Fu un’esecuzione, spietata, come hanno poi dimostrato le sentenze. Perché quello di Graziano Giralucci, appassionato di rugby e agente di commercio in articoli sanitari militante del Movimento sociale, e di Giuseppe Mazzola, carabiniere in congedo, pure lui militante missino fu, di fatto, il primo omicidio della strategia del terrore delle Brigate rosse. Un crescendo che avrebbe segnato in modo indelebile la storia d’Italia.
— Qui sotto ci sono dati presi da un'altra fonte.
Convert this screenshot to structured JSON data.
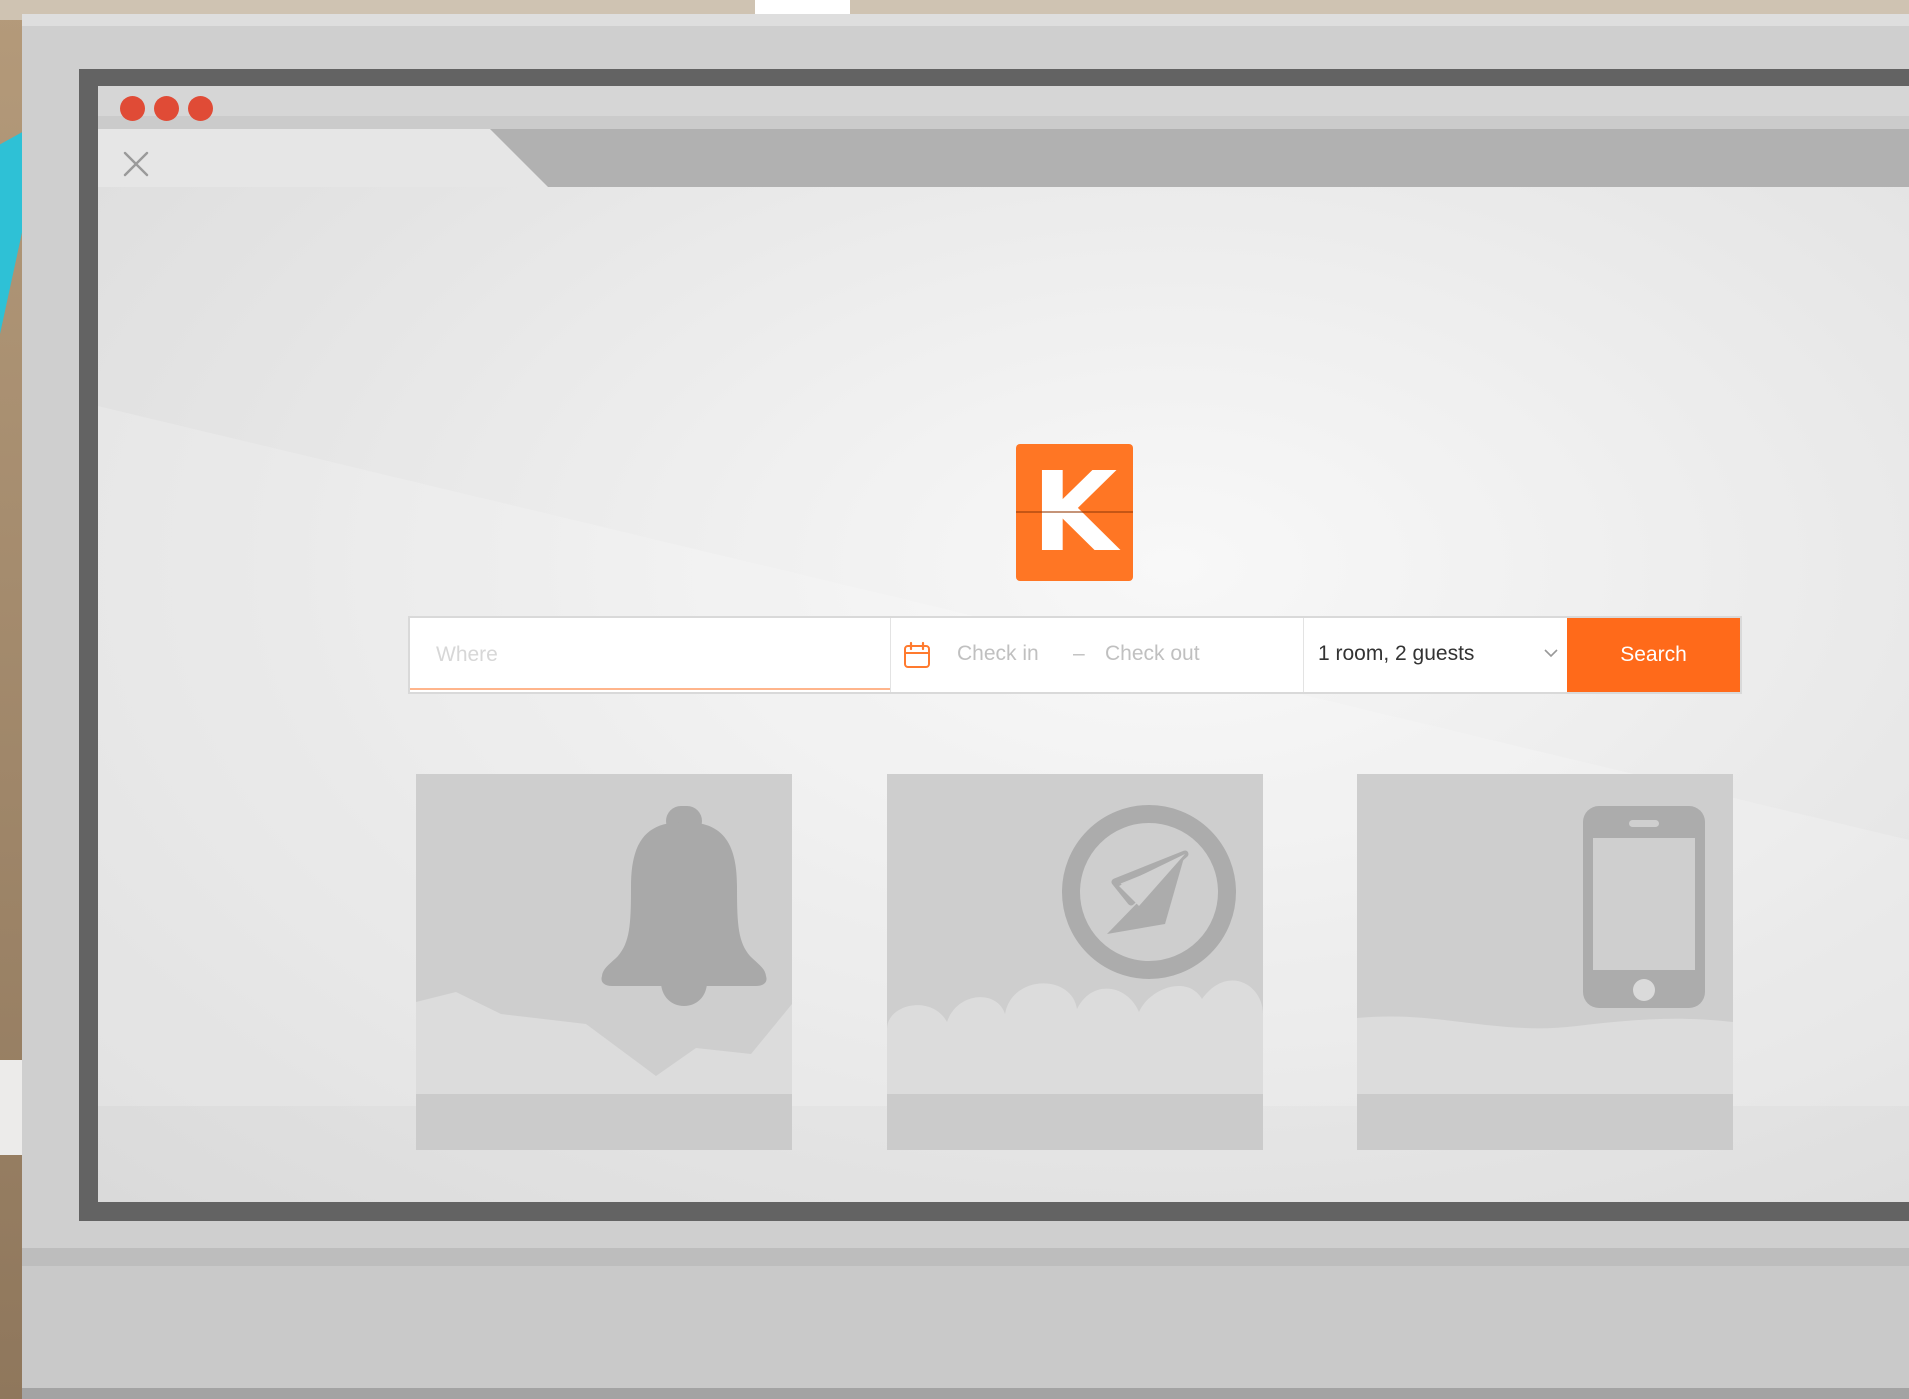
{
  "window": {
    "controls": [
      "close-dot",
      "minimize-dot",
      "maximize-dot"
    ],
    "control_color": "#e04b36"
  },
  "brand": {
    "logo_letter": "K",
    "accent_color": "#ff7624"
  },
  "search": {
    "where_placeholder": "Where",
    "checkin_label": "Check in",
    "dash": "–",
    "checkout_label": "Check out",
    "guests_value": "1 room, 2 guests",
    "button_label": "Search",
    "button_color": "#ff6a1a"
  },
  "cards": [
    {
      "icon": "bell-icon"
    },
    {
      "icon": "compass-icon"
    },
    {
      "icon": "smartphone-icon"
    }
  ]
}
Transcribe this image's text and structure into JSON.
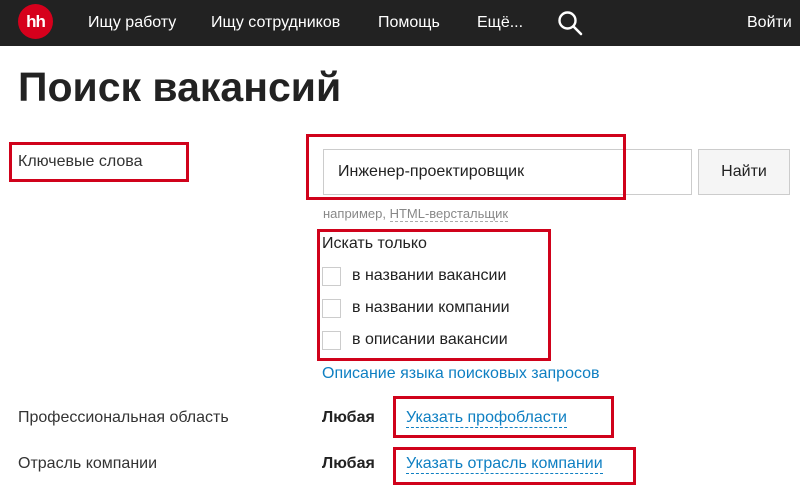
{
  "nav": {
    "logo": "hh",
    "links": [
      "Ищу работу",
      "Ищу сотрудников",
      "Помощь",
      "Ещё..."
    ],
    "login": "Войти"
  },
  "page": {
    "title": "Поиск вакансий"
  },
  "keywords": {
    "label": "Ключевые слова",
    "value": "Инженер-проектировщик",
    "find_button": "Найти",
    "hint_prefix": "например,",
    "hint_example": "HTML-верстальщик"
  },
  "search_only": {
    "title": "Искать только",
    "options": [
      "в названии вакансии",
      "в названии компании",
      "в описании вакансии"
    ]
  },
  "query_language_link": "Описание языка поисковых запросов",
  "prof_area": {
    "label": "Профессиональная область",
    "value": "Любая",
    "link": "Указать профобласти"
  },
  "industry": {
    "label": "Отрасль компании",
    "value": "Любая",
    "link": "Указать отрасль компании"
  },
  "colors": {
    "header_bg": "#222222",
    "brand_red": "#d6001c",
    "annotation_red": "#d0021b",
    "link_blue": "#0e7fc2"
  },
  "icons": {
    "search": "search-icon"
  }
}
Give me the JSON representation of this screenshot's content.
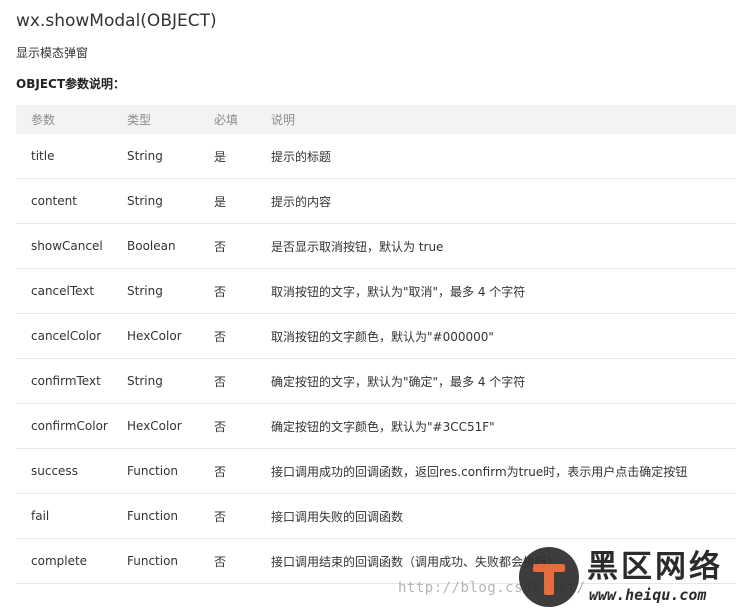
{
  "doc": {
    "title": "wx.showModal(OBJECT)",
    "subtitle": "显示模态弹窗",
    "section_label": "OBJECT参数说明："
  },
  "table": {
    "headers": [
      "参数",
      "类型",
      "必填",
      "说明"
    ],
    "rows": [
      {
        "name": "title",
        "type": "String",
        "required": "是",
        "desc": "提示的标题"
      },
      {
        "name": "content",
        "type": "String",
        "required": "是",
        "desc": "提示的内容"
      },
      {
        "name": "showCancel",
        "type": "Boolean",
        "required": "否",
        "desc": "是否显示取消按钮，默认为 true"
      },
      {
        "name": "cancelText",
        "type": "String",
        "required": "否",
        "desc": "取消按钮的文字，默认为\"取消\"，最多 4 个字符"
      },
      {
        "name": "cancelColor",
        "type": "HexColor",
        "required": "否",
        "desc": "取消按钮的文字颜色，默认为\"#000000\""
      },
      {
        "name": "confirmText",
        "type": "String",
        "required": "否",
        "desc": "确定按钮的文字，默认为\"确定\"，最多 4 个字符"
      },
      {
        "name": "confirmColor",
        "type": "HexColor",
        "required": "否",
        "desc": "确定按钮的文字颜色，默认为\"#3CC51F\""
      },
      {
        "name": "success",
        "type": "Function",
        "required": "否",
        "desc": "接口调用成功的回调函数，返回res.confirm为true时，表示用户点击确定按钮"
      },
      {
        "name": "fail",
        "type": "Function",
        "required": "否",
        "desc": "接口调用失败的回调函数"
      },
      {
        "name": "complete",
        "type": "Function",
        "required": "否",
        "desc": "接口调用结束的回调函数（调用成功、失败都会执行）"
      }
    ]
  },
  "watermark": {
    "text": "http://blog.csdn.net/",
    "logo_cn": "黑区网络",
    "logo_en": "www.heiqu.com",
    "accent_color": "#e8612c"
  }
}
Graziano Giralucci e Giuseppe Mazzola furono uccisi a Padova, la mattina del 17 giugno del 1974. Intorno alle 9 e 30 un commando composto da cinque persone entrò nella sede del Movimento sociale di via Zabarella 24. L’obiettivo era quello di portare via alcuni documenti del Msi-Dn, ma dentro c’erano Giralucci e Mazzola. Che reagirono, finendo colpiti a morte. Avevano, rispettivamente, 40 e 60 anni. Non si comprese subito di cosa si trattava. La rivendicazione, con un metodo che sarebbe diventato classico - due volantini fatti ritrovare in altrettante cabine telefoniche, a Milano (Mazzola era di Bergamo, ndr) e a Padova, arrivò il 18 giugno, dopo una telefonata alla redazione di Padova del Gazzettino.
Due famiglie distrutte. Giralucci lasciò orfana la piccola Silvia, che all’epoca aveva appena tre anni, e la moglie Bruna. Ben più numerosa la famiglia di Mazzola, quattro figli e la moglie Giuditta. Due famiglie distrutte che per avere giustizia hanno dovuto aspettare ben 16 anni. Risale infatti al maggio del 1990 la sentenza della Corte d’Assise di Padova che condanna tutti gli imputati: Renato Curcio, Mario Moretti e Alberto Franceschini, per concorso morale, a 12 anni e otto mesi; 18 anni per omicidio volontario a Roberto Ognibene; nove anni e sei mesi a Susanna Ronconi e Giorgio Semeria; sei anni, un mese e dieci giorni a Martino Serafini.

Il processo d’appello nel ’91, inasprisce le condanne. A margine, una polemica tra i familiari delle due vittime e il presidente della Repubblica Francesco Cossiga, quando si ipotizzò la concessione della grazia a Renato Curcio.